Last week Mockingbird Marketing made an announcement: That Lucy Davis had become a Lawyer of Distinction. Hey! I’ve received those offers too!
The problem? Lucy isn’t a lawyer. Lucy is a dog. The four-legged woof-woof kind.
Mockingbird (which builds websites for lawyers) put up its satirical posting to show the worthlessness of many lawyer “awards” — they put in an application for their dog and it was accepted.
To practicing attorneys, this comes as no surprise. We are besieged by such companies doling out awards like fun-sized Halloween candy, with of course, a nice fancy plaque to hang in your office. Or maybe a crystal “trophy.” No, they aren’t free.
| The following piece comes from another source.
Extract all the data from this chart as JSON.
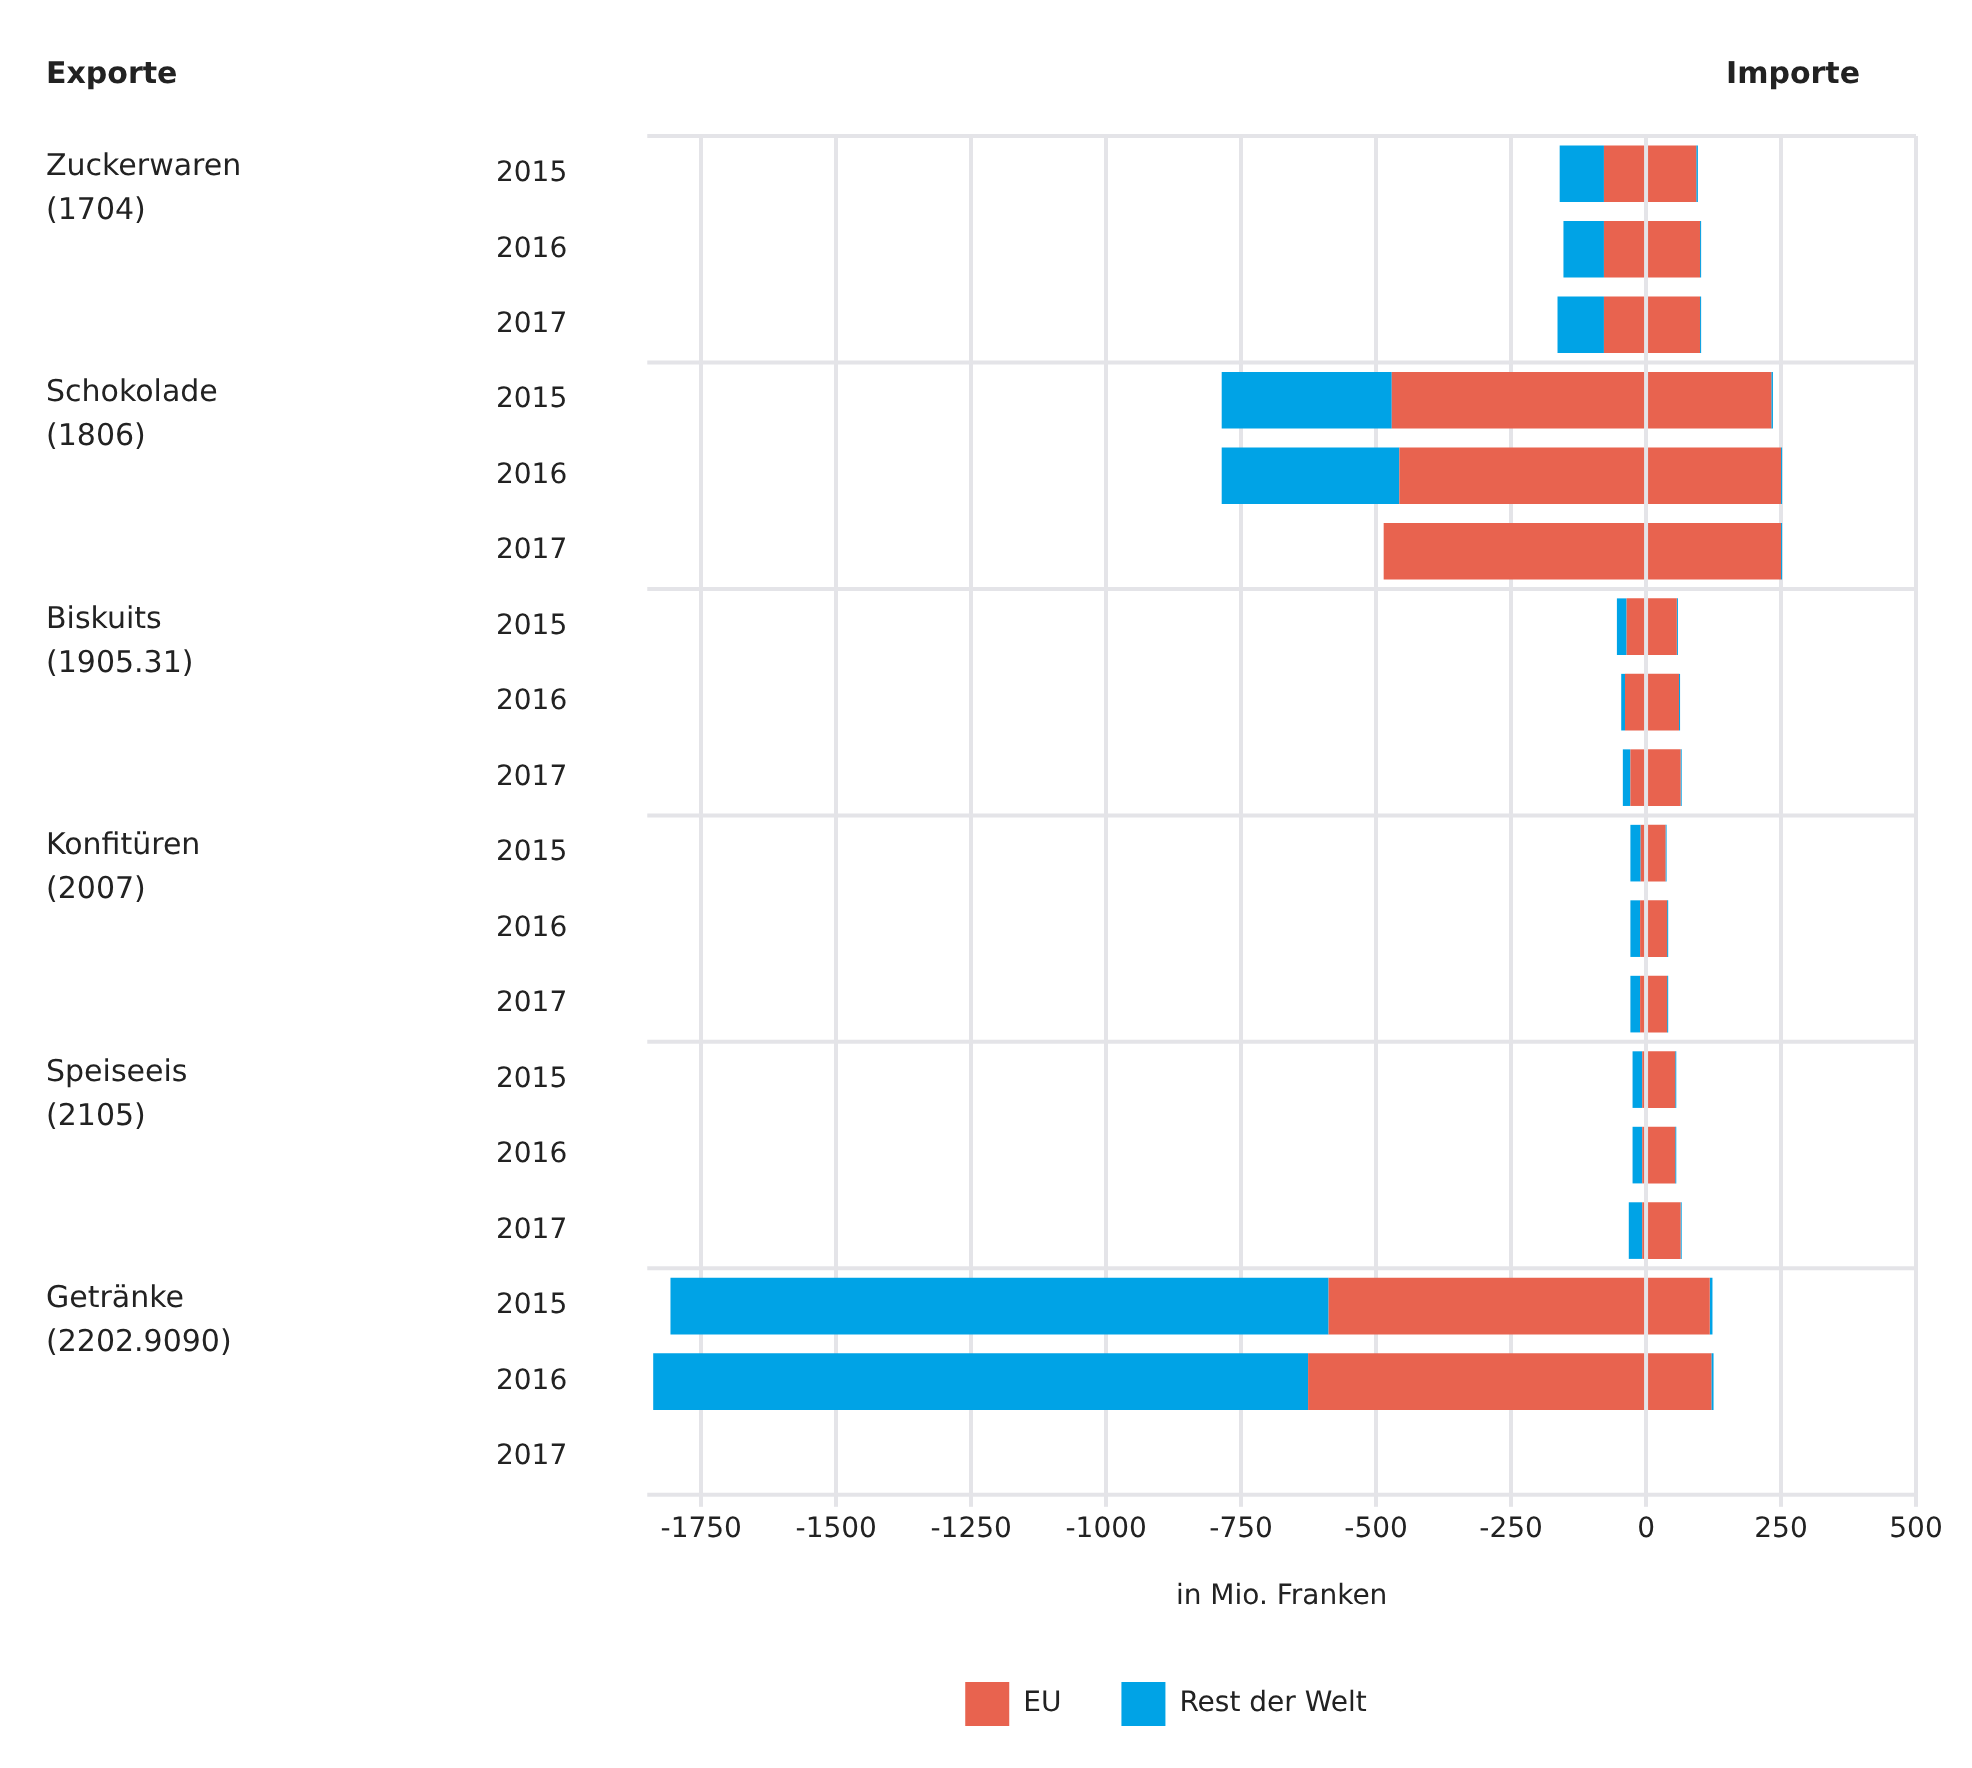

And that’s pretty much how it’s easy to figure out the difference between a phony award and a real one: Did the lawyer pay for the “honor?”
To my knowledge, these are all private companies that are unaffiliated with any recognized bar association.
I wrote about one such company a few years ago, marketing the Million Dollar Advocates Forum. I wasn’t particularly nice about it.
So, below are some of the groups/companies that have “invited” me in the past couple years aside from Lawyers of Distinction, as I tossed their
literature marketing materials into a pile in a corner of my office. And no, I will not give them links — you can demonstrate your own Google-fu by researching if you like:
First up, simply because it’s on top of the pile, is America’s Top 100 High Stakes Litigators. The annual membership is $300. Nice badge they give you, huh?
Next up is the American Institute of Personal Injury Attorneys — “10 Best Attorney” for New York. It’s $295 for 2018, as per its website. And I love the disclaimer on their About Us page regarding warranties of merchantability and fitness for a particular purpose. Nice plaque.
Then there is Corporate Vision, which “selected” me for its 2017 Legal Excellence Awards as “Best Law Firm 2017.” This comes with a pitch to be in Corporate Vision, whatever that is, along with profiles, interviews, a nice crystal trophy, digital logos, etc. The price wasn’t in the pitch, but this sure as hell didn’t look like a non-profit.
I was also “selected” as of one of AI Magazine‘s “One to Watch in Law.” Woo-hoo. It comes with a “bespoke crystal trophy” and digital winner’s logo. Never mind that my practice has nothing to do with artificial intelligence. All for just £185. You read that right. That is British pounds. No, I’m not admitted to practice law in Great Britain.
Next up, the American Society of Legal Advocates. Sounds impressive! And I was selected as eligible for the Top 100 Litigation lawyers in New York! (What, no top 10?). It comes with a plaque and an electronic badge. All for just $200 each year.
Rue Rawlings’ Best Attorneys of America — Limited to the Top 100 attorneys in New York. The dues are $1,000.
National Association of Distinguished Counsel — Top One Percent. Annual membership is $300.
Trial Lawyers Board of Regents Litigator Awards — The fee is $1,500 if they “certify” you for inclusion. I confess to being a bit uneasy putting this company on the same list, as its marketing materials are very impressive and they ask for certification of certain verdicts and settlements. Nevertheless, if there is a fee to join, that makes it a club with a name, and not (to me) an actual award. Awards don’t have strings attached.
Some folks may ask about SuperLawyers, which I’ve written about before. I remain unclear how valuable that honor is, and while it isn’t a non-profit for sure (sold to Thomson West in 2010) they’ve never demanded a fee to be listed.
Finally, there is the never-ending solicitations from plaque companies, looking to assist you in making your award look nice and fancy on your ego wall. (For what it’s worth, my office wall is mostly family pics.)
Bottom line for the consumer: There are a lot of companies out there hustling “awards” designed to make lawyers look good to potential clients with fancy badges, plaques and crystal trophies.
Don’t be razzle-dazzled. You’ve been warned.